Twelve years later, the Democratic majority NLRB (Democrats Pearce, Hirozawa, and McFerran and Republican Miscimarra) changed its position on the status of student-workers. In Columbia University, 364 NLRB No. 90 (2016), the NLRB overruled Brown University and determined that an employment relationship can exist under the NLRA between a private college or university and its employee, even when the employee is simultaneously a student. The NLRB observed, “Statutory coverage is permitted by virtue of an employment relationship; it is not foreclosed by the existence of some other, additional relationship that the Act does not reach.” Thus, the NLRB said an individual “may be both a student and an employee; a university may be both the student’s educator and employer.”
Although Columbia University is the current law on the status of student-workers as “employees” under the NLRA, a proposed rule promulgated by the majority Republican Trump NLRB would overrule the decision.
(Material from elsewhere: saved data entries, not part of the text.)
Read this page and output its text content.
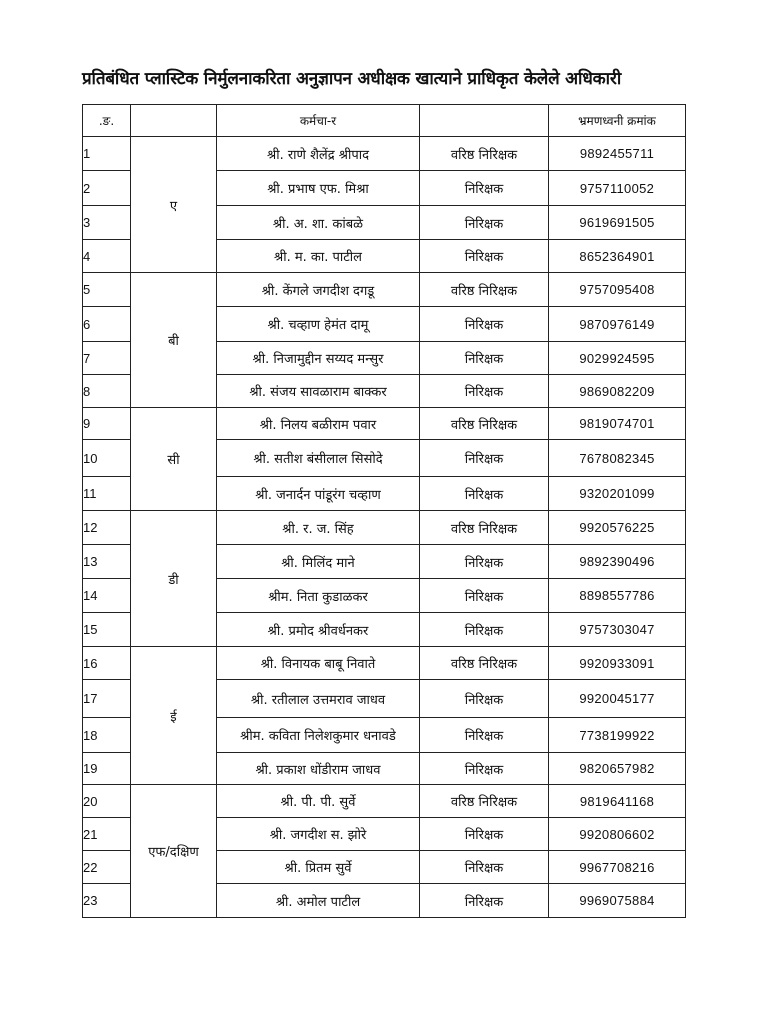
प्रतिबंधित प्लास्टिक निर्मुलनाकरिता अनुज्ञापन अधीक्षक खात्याने प्राधिकृत केलेले अधिकारी
.ङ.		कर्मचा-र		भ्रमणध्वनी क्रमांक
1	ए	श्री. राणे शैलेंद्र श्रीपाद	वरिष्ठ निरिक्षक	9892455711
2		श्री. प्रभाष एफ. मिश्रा	निरिक्षक	9757110052
3		श्री. अ. शा. कांबळे	निरिक्षक	9619691505
4		श्री. म. का. पाटील	निरिक्षक	8652364901
5	बी	श्री. केंगले जगदीश दगडू	वरिष्ठ निरिक्षक	9757095408
6		श्री. चव्हाण हेमंत दामू	निरिक्षक	9870976149
7		श्री. निजामुद्दीन सय्यद मन्सुर	निरिक्षक	9029924595
8		श्री. संजय सावळाराम बाक्कर	निरिक्षक	9869082209
9	सी	श्री. निलय बळीराम पवार	वरिष्ठ निरिक्षक	9819074701
10		श्री. सतीश बंसीलाल सिसोदे	निरिक्षक	7678082345
11		श्री. जनार्दन पांडूरंग चव्हाण	निरिक्षक	9320201099
12	डी	श्री. र. ज. सिंह	वरिष्ठ निरिक्षक	9920576225
13		श्री. मिलिंद माने	निरिक्षक	9892390496
14		श्रीम. निता कुडाळकर	निरिक्षक	8898557786
15		श्री. प्रमोद श्रीवर्धनकर	निरिक्षक	9757303047
16	ई	श्री. विनायक बाबू निवाते	वरिष्ठ निरिक्षक	9920933091
17		श्री. रतीलाल उत्तमराव जाधव	निरिक्षक	9920045177
18		श्रीम. कविता निलेशकुमार धनावडे	निरिक्षक	7738199922
19		श्री. प्रकाश धोंडीराम जाधव	निरिक्षक	9820657982
20	एफ/दक्षिण	श्री. पी. पी. सुर्वे	वरिष्ठ निरिक्षक	9819641168
21		श्री. जगदीश स. झोरे	निरिक्षक	9920806602
22		श्री. प्रितम सुर्वे	निरिक्षक	9967708216
23		श्री. अमोल पाटील	निरिक्षक	9969075884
The proposed (pro-employer) rule would “overrule extant precedent and return to the state of law as it existed from shortly after the Board first asserted jurisdiction over private colleges and universities in the early 1970s to 2000 and, with brief exceptions, for most of the time since then.” The proposed rule states:
Students who perform any services, including, but not limited to, teaching or research assistance, at a private college or university in connection with their undergraduate or graduate studies are not employees within the meaning of Section 2(3) of the Act.
The comment period closed on February 28, 2020. A final rule has not been issued.
Conclusion
The NLRB also has flip-flopped on other important issues, such as an employer’s obligation to bargain over employee discipline where a union has been certified as employee representative, but a collective bargaining agreement has not yet been agreed upon. These and other issues will be dealt with in subsequent articles on the NLRB’s possible direction if President Donald Trump is reelected or if former-Vice President Joe Biden becomes President.